4.Somut olay bakımından çözüme kavuşturulması gereken husus, ... ilişkiye dayanan bir alacağını aynı zamanda kambiyo senedine de bağlayan bir alacaklının aynı anda ve sıra gözetmeksizin hem ... ilişkiye dayanarak genel haciz yoluyla ilamsız icra takibi hem de elindeki kambiyo senedine dayalı olarak kambiyo senetlerine mahsus haciz yoluyla takip yapıp yapamayacağı hususu olup hemen belirtmek gerekir ki 6098 sayılı Kanun'un 133 üncü maddesinin ikinci fıkrasına göre mevcut borç için kambiyo taahhüdünde bulunulması tarafların açık yenileme iradeleri olmadıkça borcun yenilemesi sayılmaz.
Bu nedenle Yargıtay( kapatılan) 19. Hukuk Dairesinin 2012/15964 E., 2013/2370 K. sayılı kararında da ifade edildiği üzere alacaklı tahsilde tekerrür yaratmayacak şekilde talepte bulunarak hem ... ilişkiye hem de kambiyo senedine dayanarak alacağın tahsilini isteyebilir.
5. Somut olayda, alacağın rehinle teminat altına alınmadığı anlaşılmakta olup temlik eden bankanın her iki takibi de tahsilde tekerrür olmamak kaydıyla başlattığı ve genel haciz yoluyla ilamsız icra takibinin ve kambiyo senetlerine mahsus haciz yolunun hüküm ve sonuçları farklı olan iki ayrı takip yolu olduğu da gözetildiğinde alacaklının alacağını hem ... ilişkiye hem de kambiyo senedine dayalı olarak talep etmesinde bir usulsüzlük bulunmamakta olup kambiyo senetlerine mahsus haciz yoluyla yapılan icra takibi mükerrer takip olarak kabul edilemez.

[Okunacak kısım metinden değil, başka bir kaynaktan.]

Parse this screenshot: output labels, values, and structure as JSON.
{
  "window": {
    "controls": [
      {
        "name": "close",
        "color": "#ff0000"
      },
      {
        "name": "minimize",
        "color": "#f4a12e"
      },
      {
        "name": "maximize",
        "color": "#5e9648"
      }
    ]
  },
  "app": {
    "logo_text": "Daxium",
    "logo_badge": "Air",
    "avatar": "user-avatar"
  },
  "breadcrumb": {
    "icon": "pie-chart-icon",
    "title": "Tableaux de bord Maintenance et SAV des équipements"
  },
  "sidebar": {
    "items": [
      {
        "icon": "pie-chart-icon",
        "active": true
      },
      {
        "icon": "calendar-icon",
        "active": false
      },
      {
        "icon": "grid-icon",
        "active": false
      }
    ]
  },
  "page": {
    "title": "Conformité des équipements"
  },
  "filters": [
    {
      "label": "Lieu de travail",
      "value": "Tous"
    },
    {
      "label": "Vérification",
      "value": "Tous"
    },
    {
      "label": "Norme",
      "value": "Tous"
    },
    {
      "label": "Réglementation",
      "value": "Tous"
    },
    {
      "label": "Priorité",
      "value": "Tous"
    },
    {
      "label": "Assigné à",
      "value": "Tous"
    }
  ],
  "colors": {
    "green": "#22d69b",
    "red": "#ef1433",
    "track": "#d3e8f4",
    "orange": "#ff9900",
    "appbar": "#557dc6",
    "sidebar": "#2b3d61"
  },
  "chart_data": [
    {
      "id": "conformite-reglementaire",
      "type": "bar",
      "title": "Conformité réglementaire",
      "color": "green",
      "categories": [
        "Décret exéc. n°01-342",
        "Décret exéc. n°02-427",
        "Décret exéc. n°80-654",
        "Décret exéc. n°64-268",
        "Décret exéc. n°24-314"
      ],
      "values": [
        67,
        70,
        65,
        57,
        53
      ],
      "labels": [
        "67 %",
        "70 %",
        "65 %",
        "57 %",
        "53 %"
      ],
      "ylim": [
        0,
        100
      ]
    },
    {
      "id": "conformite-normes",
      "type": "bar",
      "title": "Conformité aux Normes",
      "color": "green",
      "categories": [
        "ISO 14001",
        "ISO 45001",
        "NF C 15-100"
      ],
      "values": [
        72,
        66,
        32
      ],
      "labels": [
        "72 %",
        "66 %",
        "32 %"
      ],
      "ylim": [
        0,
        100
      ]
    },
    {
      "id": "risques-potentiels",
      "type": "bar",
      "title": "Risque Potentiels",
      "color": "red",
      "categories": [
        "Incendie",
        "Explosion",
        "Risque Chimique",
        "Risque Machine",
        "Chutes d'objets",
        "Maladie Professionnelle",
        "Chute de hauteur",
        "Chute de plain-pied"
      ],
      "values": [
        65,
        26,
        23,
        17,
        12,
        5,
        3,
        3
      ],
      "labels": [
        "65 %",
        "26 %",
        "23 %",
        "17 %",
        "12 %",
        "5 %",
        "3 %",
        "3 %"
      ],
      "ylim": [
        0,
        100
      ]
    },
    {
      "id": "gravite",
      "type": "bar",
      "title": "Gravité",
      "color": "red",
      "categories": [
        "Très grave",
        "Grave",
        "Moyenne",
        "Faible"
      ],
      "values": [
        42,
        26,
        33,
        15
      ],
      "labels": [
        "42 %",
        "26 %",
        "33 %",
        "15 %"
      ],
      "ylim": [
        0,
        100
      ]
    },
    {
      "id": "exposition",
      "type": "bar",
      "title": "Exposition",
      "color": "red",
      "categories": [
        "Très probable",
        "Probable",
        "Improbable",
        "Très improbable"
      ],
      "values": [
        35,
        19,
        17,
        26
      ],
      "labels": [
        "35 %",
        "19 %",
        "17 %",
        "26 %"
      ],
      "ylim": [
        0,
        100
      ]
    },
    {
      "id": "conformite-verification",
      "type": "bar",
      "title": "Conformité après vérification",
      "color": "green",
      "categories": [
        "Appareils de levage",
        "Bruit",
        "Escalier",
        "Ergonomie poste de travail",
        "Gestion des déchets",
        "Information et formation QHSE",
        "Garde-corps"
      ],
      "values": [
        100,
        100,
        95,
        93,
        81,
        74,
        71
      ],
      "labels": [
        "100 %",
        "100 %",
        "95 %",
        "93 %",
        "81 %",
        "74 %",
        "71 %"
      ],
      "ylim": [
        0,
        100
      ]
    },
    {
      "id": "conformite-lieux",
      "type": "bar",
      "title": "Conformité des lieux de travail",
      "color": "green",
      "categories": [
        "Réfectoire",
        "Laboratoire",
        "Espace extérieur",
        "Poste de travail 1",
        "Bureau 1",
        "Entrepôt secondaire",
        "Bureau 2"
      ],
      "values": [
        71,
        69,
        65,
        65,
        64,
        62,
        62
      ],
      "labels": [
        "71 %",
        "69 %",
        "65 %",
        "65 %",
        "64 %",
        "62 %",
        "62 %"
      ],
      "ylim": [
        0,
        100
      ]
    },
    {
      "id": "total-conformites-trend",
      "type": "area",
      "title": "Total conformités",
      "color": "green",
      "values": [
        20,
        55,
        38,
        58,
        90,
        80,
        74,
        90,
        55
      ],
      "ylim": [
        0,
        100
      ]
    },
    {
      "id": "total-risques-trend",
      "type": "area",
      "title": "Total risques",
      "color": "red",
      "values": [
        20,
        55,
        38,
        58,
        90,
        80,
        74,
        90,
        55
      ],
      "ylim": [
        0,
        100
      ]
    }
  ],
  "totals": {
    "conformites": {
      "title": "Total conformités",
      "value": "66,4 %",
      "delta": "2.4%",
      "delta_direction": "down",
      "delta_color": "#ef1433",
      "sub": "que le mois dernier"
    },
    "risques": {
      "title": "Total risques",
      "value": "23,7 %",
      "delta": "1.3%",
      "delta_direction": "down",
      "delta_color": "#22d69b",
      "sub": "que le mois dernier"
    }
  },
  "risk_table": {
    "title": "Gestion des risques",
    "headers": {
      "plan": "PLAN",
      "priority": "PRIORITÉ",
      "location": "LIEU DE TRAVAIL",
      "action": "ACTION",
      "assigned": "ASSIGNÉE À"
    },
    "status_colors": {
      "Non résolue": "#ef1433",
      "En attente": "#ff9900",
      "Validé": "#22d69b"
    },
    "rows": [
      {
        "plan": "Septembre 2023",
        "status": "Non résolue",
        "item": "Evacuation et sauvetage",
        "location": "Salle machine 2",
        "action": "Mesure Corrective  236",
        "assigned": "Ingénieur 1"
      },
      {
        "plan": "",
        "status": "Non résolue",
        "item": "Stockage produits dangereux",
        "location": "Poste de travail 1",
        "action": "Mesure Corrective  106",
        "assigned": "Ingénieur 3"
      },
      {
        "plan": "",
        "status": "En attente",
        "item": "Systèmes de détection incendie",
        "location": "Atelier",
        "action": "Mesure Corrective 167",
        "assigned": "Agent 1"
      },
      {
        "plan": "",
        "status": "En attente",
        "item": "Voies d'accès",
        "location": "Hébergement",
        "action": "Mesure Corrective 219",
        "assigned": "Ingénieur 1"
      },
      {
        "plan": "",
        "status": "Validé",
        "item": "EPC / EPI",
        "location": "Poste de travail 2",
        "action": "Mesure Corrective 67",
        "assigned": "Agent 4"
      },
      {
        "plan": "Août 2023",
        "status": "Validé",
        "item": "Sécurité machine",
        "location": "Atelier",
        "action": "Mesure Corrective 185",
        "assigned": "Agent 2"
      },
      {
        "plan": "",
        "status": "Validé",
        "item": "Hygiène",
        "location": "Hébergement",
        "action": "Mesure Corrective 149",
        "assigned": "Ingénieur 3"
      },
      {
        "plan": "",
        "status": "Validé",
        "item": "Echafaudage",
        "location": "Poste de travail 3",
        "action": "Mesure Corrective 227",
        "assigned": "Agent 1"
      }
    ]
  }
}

Bu itibarla, Mahkemece, belirtilen hususlar gözetilmeksizin yanılgılı değerlendirmeye dayalı olarak karar verilmesi doğru görülmemiş, bozmayı gerektirmiştir.
V.SONUÇ: Yukarıda (1) numaralı bentte açıklanan nedenlerle davalı ...Ş. vekilinin diğer temyiz itirazlarının REDDİNE, (2), (3), (4), (5) numaralı bendler uyarınca Mahkeme kararının BOZULMASINA, dosyanın Mahkemesine gönderilmesine, peşin alınan temyiz karar harcının istek halinde ilgiliye iadesine, 17.09.2024 tarihinde oy birliğiyle karar verildi.